大有 → 无妄
Hexagram 14: Great Possession → Hexagram 25: Innocence
Changing Lines
This transformation involves 3 changing lines (lines 2, 3, 5).
Line 2
九二 大車以載。有攸往。无咎。
Nine in the second place means: A big wagon for loading. One may undertake something. No blame.
Line 3
九三 公用亨于天子。小人弗克 。
Nine in the third place means: A prince offers it to the Son of Heaven. A petty man cannot do this.
Line 5
六五 厥孚交如。威如。吉。
Six in the fifth place means: He whose truth is accessible, yet dignified, Has good fortune.
Trigram Changes
Yilin Verse
牧羊逢狼,雖憂不傷;畏怖既息,終無禍殃。
Herding sheep, one encounters a wolf; though alarmed, no harm comes. Fear and dread subside; in the end there is no misfortune.

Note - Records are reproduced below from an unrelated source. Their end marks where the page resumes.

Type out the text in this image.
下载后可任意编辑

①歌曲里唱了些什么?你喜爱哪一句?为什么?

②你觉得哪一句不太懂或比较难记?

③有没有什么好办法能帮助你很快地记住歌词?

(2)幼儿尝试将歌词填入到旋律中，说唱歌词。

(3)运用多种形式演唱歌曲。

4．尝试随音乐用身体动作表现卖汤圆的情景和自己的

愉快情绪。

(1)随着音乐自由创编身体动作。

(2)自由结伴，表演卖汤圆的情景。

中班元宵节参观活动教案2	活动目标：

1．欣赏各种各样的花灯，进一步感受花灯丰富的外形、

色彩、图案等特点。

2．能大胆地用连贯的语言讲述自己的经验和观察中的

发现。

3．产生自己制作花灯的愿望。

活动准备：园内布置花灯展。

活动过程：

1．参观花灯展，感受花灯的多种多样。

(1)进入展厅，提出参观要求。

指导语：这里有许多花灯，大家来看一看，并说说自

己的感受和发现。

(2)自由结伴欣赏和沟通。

— Jiao Yanshou, Yilin (Forest of Changes), 1st century BCE
Commentary
A shepherd herding his flock encounters a wolf — alarming, but no harm comes. The fear subsides, and in the end no calamity befalls. The verse is a miniature fable of innocence preserved: the shepherd does not provoke the wolf, the wolf does not attack, and the crisis passes as naturally as it arose. From Great Possession to Innocence, fire over heaven gives way to thunder moving beneath heaven — action aligned with heaven's will, free from ulterior motive. The shepherd embodies Innocence's principle: by not calculating or scheming, by simply being present with his flock, he passes through danger unscathed. The wolf is real, the fear is real, but the absence of false expectation transforms the encounter from disaster to deliverance.